Michael Andersen blogs for The Green Lane Project, a PeopleForBikes program that helps U.S. cities build better bike lanes to create low-stress streets.
This is what a tipping point looks like.
Around the country in the summer of 2014, community groups across the United States have been using open-streets events and other festivals to give thousands of Americans their first taste of a protected bike lane.
From small-town Kansas to the middle of Atlanta, communities (many of them inspired by last summer's successful $600 demo project in Minneapolis) have been using handmade barriers and relatively tiny amounts of money to put together temporary bikeways that spread the knowledge of the concept among the public and officials.
"Every traffic engineer who touches a street in Oakland, they were all out on their bikes checking it out," said Dave Campbell of Bike East Bay, who led the creation of maybe the year's most beautiful demo on Telegraph Avenue there. (Click to enlarge — it's worth it.)
"We wanted this to look awesome," Campbell said in an interview. "People would see this and go, 'That's f------ awesome. I want that on my street.'"
Here are some of the results from around the country:
Lawrence, Kansas: 9th Street, April 25
Oakland, California: Telegraph Avenue, May 8
That's Oakland Mayor Jean Quan having a great time riding a bike share bike in a protected bike lane.
Advocacy group Bike East Bay also created a video of their impressive Telegraph setup, which used traffic chalk for the shark-tooth yield markings, plus one gallon of exterior green paint and a homemade bike stencil to mark the lane's entrances. (Paint was possible because the local business district was already planning to pressure-wash the street afterward.) Here's a full manual on how Campbell and friends did it.
Minneapolis, Minnesota: Lyndale Avenue, June 8
In Minneapolis, the advocacy campaign Bikeways for Everyone not only created a sequel to last year's project, they added a demonstration of a protected bike lane intersection laid out personally by designer Nick Falbo of Alta Planning and Design:
Atlanta, Georgia: Auburn Avenue, June 21-22
Denver, Colorado: Arapahoe Street, June 25
Mountain View, California: California Street, July 24
St. Paul, Minnesota: Wabasha, July 24
Oakland, California: Temescal Street, July 6
On both Temescal and Telegraph, Bike East Bay created simple, attractive barriers by flattening cardboard boxes, rolling them into cylinders with binder clips at the top and bottom and setting them on top of standard orange traffic cones. They also used 600 feet of four-inch-wide reflective white traffic tape, which cost 29 cents a foot, and (in lieu of green paint to mark the entrances) two 4' x 20' x 5 mm black rubberized floor mats, spray-painted green, for $170 each.
A few tips from the experts
Give people a reason to enter the demo lane. This is especially important at an open-streets event that doesn't have car traffic on the street in the first place.

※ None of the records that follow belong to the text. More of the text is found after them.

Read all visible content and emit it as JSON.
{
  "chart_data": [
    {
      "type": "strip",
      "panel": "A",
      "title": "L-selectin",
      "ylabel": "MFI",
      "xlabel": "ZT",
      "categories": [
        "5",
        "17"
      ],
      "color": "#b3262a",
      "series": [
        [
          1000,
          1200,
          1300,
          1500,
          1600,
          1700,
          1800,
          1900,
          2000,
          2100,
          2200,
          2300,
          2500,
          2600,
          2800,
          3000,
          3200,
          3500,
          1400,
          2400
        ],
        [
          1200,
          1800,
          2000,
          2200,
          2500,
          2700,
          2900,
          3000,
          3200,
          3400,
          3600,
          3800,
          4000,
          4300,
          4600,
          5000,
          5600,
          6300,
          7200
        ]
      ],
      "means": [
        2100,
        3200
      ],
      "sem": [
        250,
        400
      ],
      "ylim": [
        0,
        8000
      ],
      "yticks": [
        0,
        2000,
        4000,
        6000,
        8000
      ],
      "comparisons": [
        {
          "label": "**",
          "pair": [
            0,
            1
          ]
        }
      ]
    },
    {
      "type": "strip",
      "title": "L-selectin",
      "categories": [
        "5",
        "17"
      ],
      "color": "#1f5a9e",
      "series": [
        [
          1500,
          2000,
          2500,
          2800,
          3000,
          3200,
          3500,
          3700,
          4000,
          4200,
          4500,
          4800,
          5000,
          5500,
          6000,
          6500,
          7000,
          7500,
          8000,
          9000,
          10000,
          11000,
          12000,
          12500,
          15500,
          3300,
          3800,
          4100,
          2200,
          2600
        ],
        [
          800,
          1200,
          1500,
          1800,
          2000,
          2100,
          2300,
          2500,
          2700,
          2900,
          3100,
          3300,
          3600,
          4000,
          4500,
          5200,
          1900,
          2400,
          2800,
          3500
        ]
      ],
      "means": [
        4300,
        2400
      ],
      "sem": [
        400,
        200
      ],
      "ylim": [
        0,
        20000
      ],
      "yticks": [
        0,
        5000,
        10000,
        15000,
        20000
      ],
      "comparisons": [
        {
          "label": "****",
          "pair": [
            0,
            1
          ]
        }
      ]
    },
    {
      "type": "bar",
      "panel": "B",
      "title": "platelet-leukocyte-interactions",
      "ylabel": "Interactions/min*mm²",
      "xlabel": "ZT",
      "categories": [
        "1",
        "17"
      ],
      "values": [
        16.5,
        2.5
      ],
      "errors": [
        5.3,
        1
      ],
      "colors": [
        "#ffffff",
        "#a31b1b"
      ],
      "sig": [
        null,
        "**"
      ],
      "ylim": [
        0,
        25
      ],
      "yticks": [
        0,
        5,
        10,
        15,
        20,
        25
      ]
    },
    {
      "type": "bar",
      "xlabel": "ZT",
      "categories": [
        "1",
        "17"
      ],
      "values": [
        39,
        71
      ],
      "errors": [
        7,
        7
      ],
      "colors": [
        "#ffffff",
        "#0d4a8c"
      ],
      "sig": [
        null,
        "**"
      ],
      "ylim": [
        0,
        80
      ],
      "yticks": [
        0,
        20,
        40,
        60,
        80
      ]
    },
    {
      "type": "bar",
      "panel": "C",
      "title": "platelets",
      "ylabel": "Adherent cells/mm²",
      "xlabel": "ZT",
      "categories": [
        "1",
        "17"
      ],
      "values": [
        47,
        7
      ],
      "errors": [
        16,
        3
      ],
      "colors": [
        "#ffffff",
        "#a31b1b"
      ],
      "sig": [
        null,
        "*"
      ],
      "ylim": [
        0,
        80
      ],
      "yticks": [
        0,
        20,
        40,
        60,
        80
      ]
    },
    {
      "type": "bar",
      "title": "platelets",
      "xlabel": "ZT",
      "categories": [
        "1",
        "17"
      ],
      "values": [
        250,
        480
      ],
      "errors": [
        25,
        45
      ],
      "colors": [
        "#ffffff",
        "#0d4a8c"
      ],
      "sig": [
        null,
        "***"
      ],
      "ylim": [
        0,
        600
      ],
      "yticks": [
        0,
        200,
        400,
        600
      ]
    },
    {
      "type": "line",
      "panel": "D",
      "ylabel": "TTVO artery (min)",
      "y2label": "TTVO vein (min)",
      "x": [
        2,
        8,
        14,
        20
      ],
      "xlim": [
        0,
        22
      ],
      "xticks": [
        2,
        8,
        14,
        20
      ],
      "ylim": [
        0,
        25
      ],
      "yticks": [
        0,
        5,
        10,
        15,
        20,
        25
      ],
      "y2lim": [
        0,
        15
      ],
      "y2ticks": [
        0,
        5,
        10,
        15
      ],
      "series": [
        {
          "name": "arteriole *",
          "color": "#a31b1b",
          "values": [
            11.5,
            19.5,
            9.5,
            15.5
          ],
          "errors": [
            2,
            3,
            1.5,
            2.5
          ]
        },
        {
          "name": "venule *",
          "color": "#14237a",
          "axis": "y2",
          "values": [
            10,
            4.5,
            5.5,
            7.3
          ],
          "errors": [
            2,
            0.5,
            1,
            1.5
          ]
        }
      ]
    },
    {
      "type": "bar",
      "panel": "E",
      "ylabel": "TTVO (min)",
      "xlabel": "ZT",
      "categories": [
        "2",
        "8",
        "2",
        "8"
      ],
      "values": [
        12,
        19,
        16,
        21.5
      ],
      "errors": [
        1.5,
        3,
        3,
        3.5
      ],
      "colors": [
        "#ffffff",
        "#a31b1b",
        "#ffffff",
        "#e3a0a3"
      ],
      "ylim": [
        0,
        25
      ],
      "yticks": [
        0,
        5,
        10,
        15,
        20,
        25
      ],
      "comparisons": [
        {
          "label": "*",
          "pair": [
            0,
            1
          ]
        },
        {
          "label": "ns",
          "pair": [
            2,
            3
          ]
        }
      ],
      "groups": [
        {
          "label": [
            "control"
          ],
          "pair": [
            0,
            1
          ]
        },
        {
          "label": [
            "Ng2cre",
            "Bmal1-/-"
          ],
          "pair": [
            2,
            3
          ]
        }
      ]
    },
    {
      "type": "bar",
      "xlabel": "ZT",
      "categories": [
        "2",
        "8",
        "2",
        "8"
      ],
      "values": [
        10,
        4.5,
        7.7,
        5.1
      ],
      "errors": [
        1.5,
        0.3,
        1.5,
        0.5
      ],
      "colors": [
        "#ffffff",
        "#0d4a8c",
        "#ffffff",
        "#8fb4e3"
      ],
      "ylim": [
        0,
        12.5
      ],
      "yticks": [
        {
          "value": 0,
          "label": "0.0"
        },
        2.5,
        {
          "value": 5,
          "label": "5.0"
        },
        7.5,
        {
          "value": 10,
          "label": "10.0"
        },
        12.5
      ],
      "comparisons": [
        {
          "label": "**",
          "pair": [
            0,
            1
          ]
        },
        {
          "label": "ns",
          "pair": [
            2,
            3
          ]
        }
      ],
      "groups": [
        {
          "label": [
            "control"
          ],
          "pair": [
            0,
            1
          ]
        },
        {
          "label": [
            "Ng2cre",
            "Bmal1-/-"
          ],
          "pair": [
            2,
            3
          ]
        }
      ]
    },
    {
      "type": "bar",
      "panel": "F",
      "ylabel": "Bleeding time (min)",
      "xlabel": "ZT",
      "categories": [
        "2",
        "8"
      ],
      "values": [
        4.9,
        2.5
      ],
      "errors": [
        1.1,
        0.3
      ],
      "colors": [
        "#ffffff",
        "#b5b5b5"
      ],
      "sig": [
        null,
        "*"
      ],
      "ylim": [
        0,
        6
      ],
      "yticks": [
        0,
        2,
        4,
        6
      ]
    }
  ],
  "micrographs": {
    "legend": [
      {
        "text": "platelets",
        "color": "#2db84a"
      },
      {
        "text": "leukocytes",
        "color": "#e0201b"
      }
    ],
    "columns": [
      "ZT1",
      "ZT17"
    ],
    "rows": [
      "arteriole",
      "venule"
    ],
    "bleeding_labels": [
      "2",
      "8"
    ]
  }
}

"Many people ignored the lane and stayed on the street," wrote Alyssa Gullekson of the Dakota Medical Foundation in an email about a July 15 pop-up in Fargo, North Dakota. "At the next event in August, we will route bicycles into the lane so that that is the route assumed most appropriate. We will also have an individual directing people into lane to draw more attention to it."
Try to encourage conversations as well as the demo itself. In Mountain View, Safe Mountain View engineered longer conversations by offering a bike raffle, a free ice cream voucher for people who completed surveys and bike-themed coloring pages to entertain children "so the parents could talk to us with fewer distractions," organizer Cherie Walkowiak wrote.
Here are PDFs of the explanatory posters they designed and some photos of the assembly process. Also, here's a tally of their expenses from three pop-up events in Mountain View.
Do everything you can to get city staff there. For Campbell of Bike East Bay, the most rewarding moment of one of his demos was when a city engineer working on a permanent protected bike lane came by to watch people using the temporary one.
"He's been designing this and analyzing it and talking to other people," Campbell said. "And all of the sudden he's standing there living it for a moment. You could see his facial expression has changed."